Berkshire Hathaway Inc (BRKa.N) shareholders on Saturday rejected proposals to have an independent chair replace Warren Buffett, and require his company to disclose more about its climate-related risks and efforts to improve diversity.
Shareholders supported letting Buffett keep both the chairman and chief executive roles by a nearly 6-to-1 margin, Berkshire said at its annual meeting in Omaha, Nebraska.
The National Legal and Policy Center, a Berkshire shareholder, had said it was poor corporate governance for the legendary investor to retain both roles.
Its proposal gained greater attention when Calpers, which invested $460 billion on April 28 and is the largest U.S. public pension fund, expressed support, as it has at other companies.
Berkshire’s board, however, said Buffett should keep both roles. Buffett’s oldest son Howard Buffett, a Berkshire director, is expected to become non-executive chairman when his father is no longer in charge.
By approximately 3-to-1 margins, shareholders also rejected proposals to have the company disclose more about the climate-related risks, greenhouse gas emissions, and diversity efforts in its dozens of businesses.

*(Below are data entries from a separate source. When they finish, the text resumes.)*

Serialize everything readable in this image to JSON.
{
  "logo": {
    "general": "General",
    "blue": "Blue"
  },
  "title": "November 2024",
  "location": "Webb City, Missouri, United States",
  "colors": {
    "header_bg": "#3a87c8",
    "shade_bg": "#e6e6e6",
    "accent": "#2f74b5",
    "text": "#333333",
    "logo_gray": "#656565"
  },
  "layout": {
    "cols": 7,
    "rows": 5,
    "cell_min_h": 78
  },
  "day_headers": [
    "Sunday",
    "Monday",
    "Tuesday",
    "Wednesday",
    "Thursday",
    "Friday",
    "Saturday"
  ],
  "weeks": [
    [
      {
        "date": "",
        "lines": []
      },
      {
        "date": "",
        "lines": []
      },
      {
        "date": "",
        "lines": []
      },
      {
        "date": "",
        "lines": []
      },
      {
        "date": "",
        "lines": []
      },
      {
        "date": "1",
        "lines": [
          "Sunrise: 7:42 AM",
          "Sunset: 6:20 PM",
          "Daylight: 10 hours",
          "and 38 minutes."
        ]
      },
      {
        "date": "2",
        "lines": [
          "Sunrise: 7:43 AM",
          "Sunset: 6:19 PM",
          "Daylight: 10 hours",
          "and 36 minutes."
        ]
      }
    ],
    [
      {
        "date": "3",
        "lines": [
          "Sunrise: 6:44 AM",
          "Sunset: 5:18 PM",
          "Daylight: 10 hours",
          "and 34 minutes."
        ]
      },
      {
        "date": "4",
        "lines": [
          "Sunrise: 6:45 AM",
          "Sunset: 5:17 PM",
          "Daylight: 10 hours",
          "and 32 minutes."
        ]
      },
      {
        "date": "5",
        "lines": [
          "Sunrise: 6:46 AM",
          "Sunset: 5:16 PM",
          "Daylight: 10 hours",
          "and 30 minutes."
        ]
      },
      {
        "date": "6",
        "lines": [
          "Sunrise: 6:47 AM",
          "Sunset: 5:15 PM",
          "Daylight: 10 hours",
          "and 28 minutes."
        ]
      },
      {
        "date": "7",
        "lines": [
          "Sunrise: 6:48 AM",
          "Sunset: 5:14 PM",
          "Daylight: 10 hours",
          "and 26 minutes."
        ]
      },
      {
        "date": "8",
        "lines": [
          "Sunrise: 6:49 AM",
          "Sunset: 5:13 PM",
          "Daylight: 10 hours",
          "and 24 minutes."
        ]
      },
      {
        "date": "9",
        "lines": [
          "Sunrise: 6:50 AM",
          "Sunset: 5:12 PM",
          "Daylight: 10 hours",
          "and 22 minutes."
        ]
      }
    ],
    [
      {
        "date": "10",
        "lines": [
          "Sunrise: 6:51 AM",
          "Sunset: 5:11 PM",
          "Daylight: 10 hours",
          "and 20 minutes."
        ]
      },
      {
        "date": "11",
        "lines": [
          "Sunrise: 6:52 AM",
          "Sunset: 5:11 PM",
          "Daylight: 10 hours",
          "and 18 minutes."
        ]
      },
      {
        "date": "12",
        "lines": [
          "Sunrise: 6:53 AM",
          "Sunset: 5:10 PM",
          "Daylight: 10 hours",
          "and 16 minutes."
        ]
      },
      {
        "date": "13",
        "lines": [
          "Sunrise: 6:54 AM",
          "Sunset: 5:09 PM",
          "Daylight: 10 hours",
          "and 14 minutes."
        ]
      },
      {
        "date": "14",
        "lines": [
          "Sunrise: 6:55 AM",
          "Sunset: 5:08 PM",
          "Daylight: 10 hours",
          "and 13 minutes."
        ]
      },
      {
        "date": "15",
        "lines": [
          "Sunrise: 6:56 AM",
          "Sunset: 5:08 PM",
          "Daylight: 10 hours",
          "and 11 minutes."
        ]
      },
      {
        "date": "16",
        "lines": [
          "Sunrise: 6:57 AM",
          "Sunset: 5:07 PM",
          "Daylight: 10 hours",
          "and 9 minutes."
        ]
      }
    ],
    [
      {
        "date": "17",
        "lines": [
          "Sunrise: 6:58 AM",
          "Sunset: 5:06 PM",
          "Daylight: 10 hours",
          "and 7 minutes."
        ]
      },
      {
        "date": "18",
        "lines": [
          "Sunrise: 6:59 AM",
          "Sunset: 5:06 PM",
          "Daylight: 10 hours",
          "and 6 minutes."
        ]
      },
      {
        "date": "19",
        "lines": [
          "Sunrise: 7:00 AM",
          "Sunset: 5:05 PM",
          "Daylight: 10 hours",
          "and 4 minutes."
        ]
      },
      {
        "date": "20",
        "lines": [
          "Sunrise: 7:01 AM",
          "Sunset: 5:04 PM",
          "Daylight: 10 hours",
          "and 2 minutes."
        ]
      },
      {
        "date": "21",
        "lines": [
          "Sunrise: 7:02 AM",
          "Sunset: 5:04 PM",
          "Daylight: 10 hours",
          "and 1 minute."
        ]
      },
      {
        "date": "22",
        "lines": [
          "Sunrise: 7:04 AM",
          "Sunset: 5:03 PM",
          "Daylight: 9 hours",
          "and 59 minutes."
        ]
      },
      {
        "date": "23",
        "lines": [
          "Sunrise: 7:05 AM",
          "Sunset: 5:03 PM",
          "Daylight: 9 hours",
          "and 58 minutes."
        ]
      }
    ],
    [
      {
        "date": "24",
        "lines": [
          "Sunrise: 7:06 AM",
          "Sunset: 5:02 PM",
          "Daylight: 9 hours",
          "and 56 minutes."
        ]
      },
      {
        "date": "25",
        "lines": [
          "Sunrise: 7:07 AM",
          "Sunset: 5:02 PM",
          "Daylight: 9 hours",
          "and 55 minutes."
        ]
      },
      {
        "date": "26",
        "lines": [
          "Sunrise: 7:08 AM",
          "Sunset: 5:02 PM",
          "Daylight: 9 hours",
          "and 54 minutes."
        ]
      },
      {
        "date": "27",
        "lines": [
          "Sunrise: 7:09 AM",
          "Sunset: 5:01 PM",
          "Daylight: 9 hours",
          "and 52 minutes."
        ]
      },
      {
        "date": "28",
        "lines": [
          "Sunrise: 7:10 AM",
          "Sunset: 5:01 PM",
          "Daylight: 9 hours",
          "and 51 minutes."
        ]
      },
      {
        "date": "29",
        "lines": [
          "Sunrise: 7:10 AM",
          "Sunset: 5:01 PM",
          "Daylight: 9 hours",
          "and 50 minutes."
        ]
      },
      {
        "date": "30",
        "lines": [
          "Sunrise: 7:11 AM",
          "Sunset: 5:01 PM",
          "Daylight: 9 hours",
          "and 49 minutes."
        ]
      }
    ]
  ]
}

Berkshire’s board also opposed those proposals, saying its operating businesses already disclosed or appropriately managed environmental risks, and were committed to diversity, equity, and inclusion.
The proposals faced long odds to pass, given Buffett’s control of 32% of Berkshire’s voting power. He owns approximately 16% of Berkshire’s stock.
Berkshire’s slate of 15 people to serve as directors won shareholder approval by an overwhelming margin.
Berkshire Backing Buffett
Berkshire opposes the proposal, saying “Warren Buffett, Berkshire’s CEO, currently has a 32% voting interest in Berkshire. The board believes that as long as Buffett is Berkshire’s CEO, he should continue as board chair and as Berkshire’s CEO.
However, as has been stated on numerous occasions by Buffett in the past, once Buffett is no longer Berkshire’s CEO, a nonmanagement director should be named board chair.
The board agrees with Buffett and accordingly recommends that the shareholders vote against this proposal.”
The 91-year-old Buffett has been chairman and CEO of Berkshire Hathaway since 1970. Charlie Munger has served as vice chairman since 1978.
Berkshire has a dual share class structure with two classes of common stock, with Class B shares holding 1/1,500th of the economic rights of Class A shares and 1/10,000th of the voting rights. Buffett is Berkshire’s largest shareholder, with a 32.0% voting stake and a 16.2% economic interest at the end of 2021.
Investment News
The billionaire investor also used the meeting on Saturday to reveal major new investments including a bigger stake in Activision Blizzard. While also railing against Wall Street’s excess and addressing the risks to his conglomerate of inflation and nuclear war.
Berkshire Hathaway took a 9.5 per cent stake in the video game maker and built most of that stake after Microsoft agreed to buy the company for $68.7bn.
Berkshire had previously disclosed owning a much smaller Activision stake, purchased by one of the portfolio managers who help Mr. Buffett invest Berkshire’s money.
Mr. Buffett said Berkshire, long faulted for holding too much cash, boosted its combined stakes in oil company Chevron and “Call of Duty” game maker Activision Blizzard nearly six-fold to more than $31bn.
The meeting on Saturday was Berkshire’s first welcoming shareholders since 2019 before Covid-19 derailed America’s largest corporate gathering for two years.
Mr. Buffett said it “really feels good” to address shareholders in person, after holding the last two meetings without them. Attendees included JP Morgan Chase chief executive Jamie Dimon and the actor Bill Murray.